Fukatsu Aketora avait grogné et avait tourné les talons. Son attitude m’agaçait, mais je ne pouvais pas exposer mon maître au danger. J’étais restée là et l’avais regardé s’éloigner en silence. Une fois qu’il était parti, le brouhaha de la foule était revenu.
Thaddeus poussa un profond soupir. « Je suis vraiment désolé pour le comportement impoli d’Aketora. »
« C’est bon. Ça ne me dérange pas vraiment. »
Comme il l’avait dit, mon maître n’avait pas l’air particulièrement offensé. Il n’avait probablement pas apprécié que Fukatsu Aketora se moque de lui comme ça, mais il avait quand même fait preuve d’indifférence. Mon maître était parfois comme ça. Peut-être que ses expériences dans ce monde avaient façonné son caractère.
« Il m’a vu avec une de mes autres compagnes hier, une fille que l’aubergiste avait prise pour ma femme, » avait expliqué mon maître. « Ce n’était qu’un malentendu, mais maintenant il me voit me promener avec une autre fille. Je vois bien comment il pouvait avoir une mauvaise impression de moi. »
« Je suis vraiment désolé, » répondit Thaddeus. L’attitude indifférente de mon maître l’avait poussé à la culpabilité, et il avait l’air encore plus désolé qu’avant. « Aketora s’est lassé de l’attitude des autres visiteurs, alors il les a fuis. »
« Vraiment ? »
« Oui. C’est ce qu’il m’a dit, mais je n’aurais jamais pensé qu’il détesterait à ce point ses compatriotes. J’ai agi trop vite… »

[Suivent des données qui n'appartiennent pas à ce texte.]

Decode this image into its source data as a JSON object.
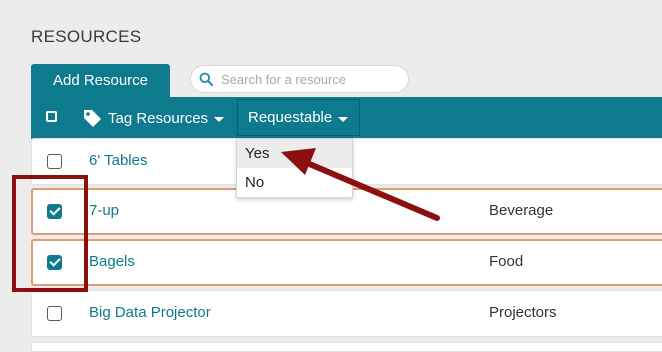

Thaddeus n’en était probablement pas conscient, mais il nous avait appris de nouvelles informations intéressantes. Ce garçon était un tricheur, mais il ne faisait pas partie de l’équipe d’exploration pour le moment. Iino Yuna nous avait dit que certains des tricheurs du Fort d’Ebenus avaient quitté l’équipe d’exploration, alors peut-être était-il l’un d’eux.
« Je ne peux pas laisser Aketora tout seul, alors je vais prendre congé. Il n’a pas de pierre runique de traduction avec lui pour le moment, vous voyez. »
« D’accord. »
« Quel dommage, » ajouta Thaddeus avec un soupir. « Je voulais vraiment vous parler un peu plus. »
« Pourquoi faites-vous une fixation sur le fait de nous parler ? » demanda mon maître avec méfiance.
« Hm ? Oh, je vois. Je suppose que c’est un peu étrange, » répondit Thaddeus, l’air embarrassé comme s’il ne s’en rendait compte que maintenant. « Pour une raison inconnue, je n’ai pas l’impression que nous sommes faits pour être des étrangers. »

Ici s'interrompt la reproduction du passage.